JAKARTA,PO – Pemerintah menegaskan bahwa pelaksanaan eksekusi aset negara eks Hotel Sultan di Blok 15 Kompleks Gelora Bung Karno (GBK), Jakarta, dilakukan berdasarkan putusan hukum yang telah berkekuatan hukum tetap setelah melalui proses panjang selama sekitar dua dekade.
Hal tersebut disampaikan Wakil Menteri Sekretaris Negara (Wamensesneg) Bambang Eko Suhariyanto dalam keterangan pers terkait pelaksanaan eksekusi aset negara eks Hotel Sultan, Kamis 18 Juni 2026.
Menurut Bambang, lahan yang saat ini dikenal sebagai kawasan eks Hotel Sultan merupakan aset negara yang dibebaskan pemerintah sekitar tahun 1959 untuk mendukung penyelenggaraan Asian Games IV. Namun dalam perjalanan waktu, aset strategis tersebut dikuasai oleh PT Indobuildco selama puluhan tahun dengan sejumlah persoalan yang kemudian menjadi objek sengketa hukum.
“Pemerintah menghormati seluruh proses hukum yang berlaku. Sengketa terkait penguasaan aset ini telah berlangsung cukup lama dan akhirnya memperoleh kepastian hukum melalui berbagai putusan pengadilan,” ujar Bambang.
Ia menjelaskan, eksekusi yang dilakukan merupakan implementasi dari putusan pengadilan yang menegaskan hak negara atas aset tersebut. Karena itu, langkah pengambilalihan dilakukan sesuai ketentuan hukum dan menjadi bagian dari upaya pemerintah dalam mengamankan aset-aset negara yang memiliki nilai strategis bagi kepentingan publik.

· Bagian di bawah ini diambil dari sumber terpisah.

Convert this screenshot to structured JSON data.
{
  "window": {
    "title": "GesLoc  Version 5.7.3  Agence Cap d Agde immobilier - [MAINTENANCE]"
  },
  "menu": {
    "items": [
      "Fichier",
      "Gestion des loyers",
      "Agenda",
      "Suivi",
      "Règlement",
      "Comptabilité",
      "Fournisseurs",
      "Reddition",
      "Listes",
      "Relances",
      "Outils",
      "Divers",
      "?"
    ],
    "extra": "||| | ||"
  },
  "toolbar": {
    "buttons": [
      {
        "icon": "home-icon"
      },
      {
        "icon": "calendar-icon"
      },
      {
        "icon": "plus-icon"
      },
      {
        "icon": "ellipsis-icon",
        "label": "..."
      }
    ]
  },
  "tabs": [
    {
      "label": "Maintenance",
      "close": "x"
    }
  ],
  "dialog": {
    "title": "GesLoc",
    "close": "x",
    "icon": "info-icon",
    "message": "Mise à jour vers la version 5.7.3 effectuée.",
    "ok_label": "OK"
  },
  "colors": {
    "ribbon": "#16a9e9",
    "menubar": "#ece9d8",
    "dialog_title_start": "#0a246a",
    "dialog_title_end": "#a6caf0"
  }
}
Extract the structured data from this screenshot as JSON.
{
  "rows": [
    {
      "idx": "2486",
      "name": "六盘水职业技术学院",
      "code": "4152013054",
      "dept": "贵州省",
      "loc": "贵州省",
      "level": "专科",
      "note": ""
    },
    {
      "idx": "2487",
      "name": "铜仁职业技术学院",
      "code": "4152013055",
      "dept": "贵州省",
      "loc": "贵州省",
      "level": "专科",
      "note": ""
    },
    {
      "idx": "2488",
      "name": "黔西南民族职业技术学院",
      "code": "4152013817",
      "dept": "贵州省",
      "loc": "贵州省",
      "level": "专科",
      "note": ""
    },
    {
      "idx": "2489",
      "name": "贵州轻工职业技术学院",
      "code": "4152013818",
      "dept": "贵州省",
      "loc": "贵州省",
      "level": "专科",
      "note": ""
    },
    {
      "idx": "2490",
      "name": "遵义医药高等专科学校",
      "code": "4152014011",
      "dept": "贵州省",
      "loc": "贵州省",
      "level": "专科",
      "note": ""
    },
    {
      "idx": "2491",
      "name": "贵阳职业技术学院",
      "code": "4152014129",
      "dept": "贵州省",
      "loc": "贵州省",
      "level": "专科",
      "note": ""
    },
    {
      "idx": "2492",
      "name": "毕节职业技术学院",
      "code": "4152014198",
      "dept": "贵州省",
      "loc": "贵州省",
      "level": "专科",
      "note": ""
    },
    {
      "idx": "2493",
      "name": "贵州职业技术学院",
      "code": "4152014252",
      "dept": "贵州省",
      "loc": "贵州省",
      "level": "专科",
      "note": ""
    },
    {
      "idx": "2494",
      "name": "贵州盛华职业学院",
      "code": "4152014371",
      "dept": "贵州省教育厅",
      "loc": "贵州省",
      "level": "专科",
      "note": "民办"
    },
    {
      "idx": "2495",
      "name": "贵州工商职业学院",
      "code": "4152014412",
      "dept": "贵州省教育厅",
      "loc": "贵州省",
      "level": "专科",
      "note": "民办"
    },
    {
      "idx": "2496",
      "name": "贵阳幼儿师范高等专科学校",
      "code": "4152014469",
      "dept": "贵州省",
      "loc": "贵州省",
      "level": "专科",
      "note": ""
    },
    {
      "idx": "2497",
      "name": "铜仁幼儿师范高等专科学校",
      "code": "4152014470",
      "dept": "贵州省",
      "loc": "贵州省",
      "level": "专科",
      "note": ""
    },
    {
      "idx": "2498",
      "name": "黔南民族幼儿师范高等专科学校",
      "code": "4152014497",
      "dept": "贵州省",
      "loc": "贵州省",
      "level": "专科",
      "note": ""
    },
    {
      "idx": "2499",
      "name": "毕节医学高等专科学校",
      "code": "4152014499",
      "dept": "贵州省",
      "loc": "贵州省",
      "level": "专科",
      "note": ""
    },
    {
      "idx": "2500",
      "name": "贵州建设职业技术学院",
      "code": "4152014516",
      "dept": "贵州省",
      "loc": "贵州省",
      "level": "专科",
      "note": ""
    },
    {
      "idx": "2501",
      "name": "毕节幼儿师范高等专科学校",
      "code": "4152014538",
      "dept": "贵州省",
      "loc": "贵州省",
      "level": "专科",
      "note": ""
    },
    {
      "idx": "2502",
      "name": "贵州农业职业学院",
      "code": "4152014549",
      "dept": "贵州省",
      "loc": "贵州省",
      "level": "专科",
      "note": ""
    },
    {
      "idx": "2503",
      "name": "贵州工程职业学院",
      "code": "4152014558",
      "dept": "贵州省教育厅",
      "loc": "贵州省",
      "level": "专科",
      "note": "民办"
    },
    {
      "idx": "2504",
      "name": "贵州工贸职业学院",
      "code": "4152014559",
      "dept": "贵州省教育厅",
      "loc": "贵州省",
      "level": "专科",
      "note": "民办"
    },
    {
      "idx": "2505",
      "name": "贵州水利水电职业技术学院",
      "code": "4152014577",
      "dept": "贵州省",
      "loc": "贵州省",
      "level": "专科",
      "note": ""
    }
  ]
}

Lebih lanjut, Bambang menegaskan bahwa aset yang telah kembali berada di bawah penguasaan negara akan dimanfaatkan secara optimal untuk mendukung pembangunan nasional dan memberikan manfaat yang sebesar-besarnya bagi masyarakat.
“Pemerintah berkomitmen agar aset-aset negara yang berhasil diamankan dapat dikelola secara produktif dan memberikan nilai tambah bagi kesejahteraan rakyat,” katanya.
Selain aspek hukum dan pengelolaan aset, pemerintah juga memberikan perhatian khusus terhadap para pekerja yang selama ini menggantungkan mata pencaharian di kawasan eks Hotel Sultan. Untuk itu, pemerintah telah melakukan pendataan secara menyeluruh terhadap karyawan tetap, pekerja harian, maupun tenaga kerja dengan status Perjanjian Kerja Waktu Tertentu (PKWT).
Sebagai bentuk perlindungan terhadap hak-hak pekerja, pemerintah bahkan telah membuka posko pendataan sejak proses konstatering yang dilakukan pada awal tahun. Posko tersebut disiapkan untuk memfasilitasi pendaftaran dan verifikasi data karyawan yang berhak memperoleh perlindungan sesuai ketentuan yang berlaku.
Bambang menegaskan bahwa pemerintah ingin memastikan proses pengembalian aset negara berjalan secara tertib, transparan, dan tetap memperhatikan aspek kemanusiaan, sehingga tidak ada pihak yang dirugikan dalam pelaksanaannya.
Dengan selesainya proses eksekusi tersebut, pemerintah berharap pengelolaan aset negara di kawasan strategis Gelora Bung Karno dapat dilakukan secara lebih optimal dan memberikan kontribusi nyata bagi pembangunan serta kesejahteraan masyarakat Indonesia.
Sumber: Kementerian Sekretariat Negara RI.